9. Bütünsel yaklaşım: Yetiştirme
yurtlarından topluma dayalı bakıma geçişle ilgili konular, istihdam, eğitim,
sağlık, sosyal politikalar ve diğer hususlar gibi tüm geçerli politika alanları
gözönünde bulundurularak ele alınmalıdır. Böyle bir bütünsel yaklaşım, farklı
devlet kurumları arasında koordinasyon ve tutarlılık gerektirirken, aynı
zamanda çocukluktan ergenliğe ve yetişkinliğe geçiş açısından da süreklilik
göstermelidir.
10. Bilinçlendirme
faaliyetlerinin sürekli olarak gerçekleştirilmesi: Yetiştirme
yurtlarından topluma dayalı bakıma dönüşüm sürecinin önemli profesyonel
kuruluşlarca desteklenebilmesi için, söz konusu kuruluşların halihazırdaki ve
gelecekteki üyeleri ve aynı zamanda daha geniş bakıldığında topluma
aktaracakları değerler açısından birtakım destekleyici çalışmaların yapılmasına
ihtiyaç duyulmaktadır. Eş zamanlı olarak, istenen değerler dikkate alınarak
tutumlarında tutarlılık sağlanabilmesi için profesyonel olmayan karar alıcılar
ile kanaat önderleri ve halkın bilinç düzeyinin arttırılması gereklidir.

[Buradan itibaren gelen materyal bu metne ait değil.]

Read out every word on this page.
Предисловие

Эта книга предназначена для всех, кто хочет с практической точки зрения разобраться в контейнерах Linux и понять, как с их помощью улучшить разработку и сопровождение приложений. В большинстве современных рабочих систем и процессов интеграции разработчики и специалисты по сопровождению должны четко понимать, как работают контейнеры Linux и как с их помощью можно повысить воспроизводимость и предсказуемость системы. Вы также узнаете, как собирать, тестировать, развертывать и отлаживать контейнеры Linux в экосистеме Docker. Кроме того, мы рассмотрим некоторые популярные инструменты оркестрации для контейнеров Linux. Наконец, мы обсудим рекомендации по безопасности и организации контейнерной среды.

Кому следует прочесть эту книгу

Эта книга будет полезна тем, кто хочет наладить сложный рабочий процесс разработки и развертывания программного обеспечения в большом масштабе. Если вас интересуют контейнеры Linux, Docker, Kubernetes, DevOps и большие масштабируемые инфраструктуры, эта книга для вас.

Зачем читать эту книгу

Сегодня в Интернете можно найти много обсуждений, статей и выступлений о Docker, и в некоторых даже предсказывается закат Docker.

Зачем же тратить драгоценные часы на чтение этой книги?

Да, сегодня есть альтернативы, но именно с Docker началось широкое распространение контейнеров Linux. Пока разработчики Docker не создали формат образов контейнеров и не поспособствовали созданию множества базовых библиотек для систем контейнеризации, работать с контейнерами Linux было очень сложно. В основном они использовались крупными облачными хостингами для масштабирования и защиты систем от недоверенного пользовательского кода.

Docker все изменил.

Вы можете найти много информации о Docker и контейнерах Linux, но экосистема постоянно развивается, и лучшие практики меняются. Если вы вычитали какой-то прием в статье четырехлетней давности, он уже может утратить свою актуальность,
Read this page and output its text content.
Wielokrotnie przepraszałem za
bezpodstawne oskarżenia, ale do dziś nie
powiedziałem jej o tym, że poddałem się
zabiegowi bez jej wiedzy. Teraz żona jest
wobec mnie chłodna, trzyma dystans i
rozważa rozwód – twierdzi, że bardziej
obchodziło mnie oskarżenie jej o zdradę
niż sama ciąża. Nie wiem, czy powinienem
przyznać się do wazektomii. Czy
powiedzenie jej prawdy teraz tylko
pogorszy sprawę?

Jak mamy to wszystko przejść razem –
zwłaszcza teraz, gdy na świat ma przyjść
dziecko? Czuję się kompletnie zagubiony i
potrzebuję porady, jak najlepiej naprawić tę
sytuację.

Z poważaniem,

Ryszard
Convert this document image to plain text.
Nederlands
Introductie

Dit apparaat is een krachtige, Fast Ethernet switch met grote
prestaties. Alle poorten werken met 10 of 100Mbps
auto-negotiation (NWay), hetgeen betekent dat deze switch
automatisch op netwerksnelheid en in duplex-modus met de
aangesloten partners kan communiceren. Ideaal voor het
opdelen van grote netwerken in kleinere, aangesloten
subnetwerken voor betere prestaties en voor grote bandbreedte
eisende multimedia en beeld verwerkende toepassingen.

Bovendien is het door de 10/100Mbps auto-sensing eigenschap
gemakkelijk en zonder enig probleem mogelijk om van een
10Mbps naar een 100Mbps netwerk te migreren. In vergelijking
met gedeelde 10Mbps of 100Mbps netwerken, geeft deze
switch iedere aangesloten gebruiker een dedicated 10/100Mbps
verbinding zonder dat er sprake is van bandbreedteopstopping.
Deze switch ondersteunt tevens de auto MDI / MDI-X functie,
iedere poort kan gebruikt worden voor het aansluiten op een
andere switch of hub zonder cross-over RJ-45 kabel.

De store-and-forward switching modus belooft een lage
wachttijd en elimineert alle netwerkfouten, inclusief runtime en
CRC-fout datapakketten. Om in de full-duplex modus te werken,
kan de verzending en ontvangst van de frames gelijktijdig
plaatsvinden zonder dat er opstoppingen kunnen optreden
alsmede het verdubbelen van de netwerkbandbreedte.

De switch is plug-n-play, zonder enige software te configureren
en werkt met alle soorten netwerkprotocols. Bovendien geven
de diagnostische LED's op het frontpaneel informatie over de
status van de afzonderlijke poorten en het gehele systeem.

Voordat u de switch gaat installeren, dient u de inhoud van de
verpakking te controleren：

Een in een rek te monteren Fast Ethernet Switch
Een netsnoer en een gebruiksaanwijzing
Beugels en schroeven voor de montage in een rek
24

Topluma dayalı bakım hizmetlerinin verileceği toplumlarda kucaklayıcı tutumun
geliştirilebilmesi için özel dikkat gereklidir.
(Bu yazı, Koruyucu Aile, Evlat Edinme Derneği ve Hayat Sende Gençlik Akademisi Derneği Gönüllüsü Caner Can tarafından Lumos Vakfının sitesinden çevrilmiştir. Orjinal metne bu bağlantıdan ulaşılabilir. http://wearelumos.org/stories/ten-principles-deinstitutionalisation)
(Bu yazı, Koruyucu Aile, Evlat Edinme Derneği ve Hayat Sende Gençlik Akademisi Derneği Gönüllüsü Caner Can tarafından Lumos Vakfının sitesinden çevrilmiştir. Orjinal metne bu bağlantıdan ulaşılabilir. http://wearelumos.org/stories/ten-principles-deinstitutionalisation)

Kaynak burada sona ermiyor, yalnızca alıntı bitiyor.